The spun-off operations owned by the plan are now known as Kodak Alaris.
US-based patent and intellectual property specialist Envision IP carried out research on behalf of some of Kodak’s shareholders during Kodak’s Chapter 11 process, so that the shareholders could understand the value of the patent portfolio and argue their case for compensation for their losses.
Envision identified 8,500 ‘in-force’ US patents owned by Eastman Kodak, and this week claimed that only 376 patents out of 4,100 that should supposedly have switched to Kodak Alaris as part of the sale deal have actually been transferred.

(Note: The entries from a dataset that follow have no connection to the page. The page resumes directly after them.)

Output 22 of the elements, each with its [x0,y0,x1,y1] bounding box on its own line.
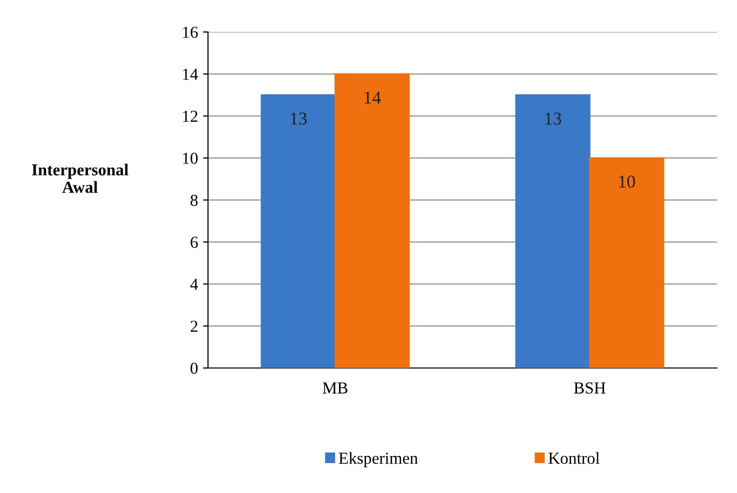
y-tick-label: 8 [190,194,198,206]
x-tick-label: MB [322,382,348,394]
bar [260,94,336,368]
y-tick-label: 0 [190,362,198,374]
legend-label: Kontrol [548,452,600,464]
data-label: 10 [619,175,635,188]
x-tick-label: BSH [574,382,606,394]
bar [515,94,590,368]
y-tick-label: 16 [183,26,198,38]
y-tick-label: 10 [183,152,198,164]
bar [589,157,664,368]
y-tick-label: 2 [190,320,198,332]
y-tick-label: 14 [183,68,198,80]
y-tick-label: 6 [190,236,198,248]
y-axis-title: Interpersonal Awal [32,164,128,193]
y-tick-label: 4 [190,278,198,290]
data-label: 14 [364,92,381,104]
data-label: 13 [290,112,307,125]
bar [334,73,410,368]
legend-label: Eksperimen [338,452,418,468]
data-label: 13 [545,112,562,125]
y-tick-label: 12 [183,110,198,122]
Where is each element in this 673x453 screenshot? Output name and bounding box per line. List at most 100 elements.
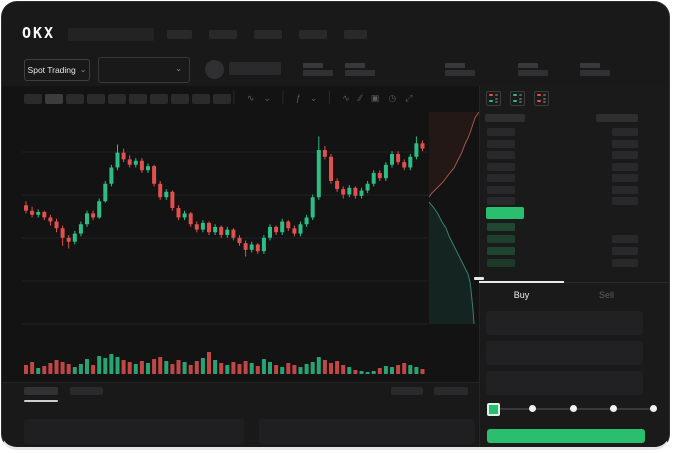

In a strongly-worded investment research posting, Envision stated: “Without identifying which patents Kodak planned to retain, the bankruptcy court blindly sided with Kodak’s attorneys, who stated that Kodak projected to earn only $35m in IP related revenues in 2013, versus Kodak’s $250m to $350m estimate provided in its Public Lender Presentation dated January 2012… Kodak appears to have fooled Judge Allan Gropper and the bankruptcy court into believing that most of its valuable patents would be transferred to the Pension Plan.”
It did include a caveat: "Perhaps the patent transfer and assignment process is still pending."
However, Kodak spokesman Christopher Veronda dismissed the claims absolutely, describing Envision’s assertions as “totally off base”.
He told PrintWeek: “These issues were long ago settled. Alaris has licences to key patent technology needed for their business.”
Kodak Alaris had not responded at the time of writing.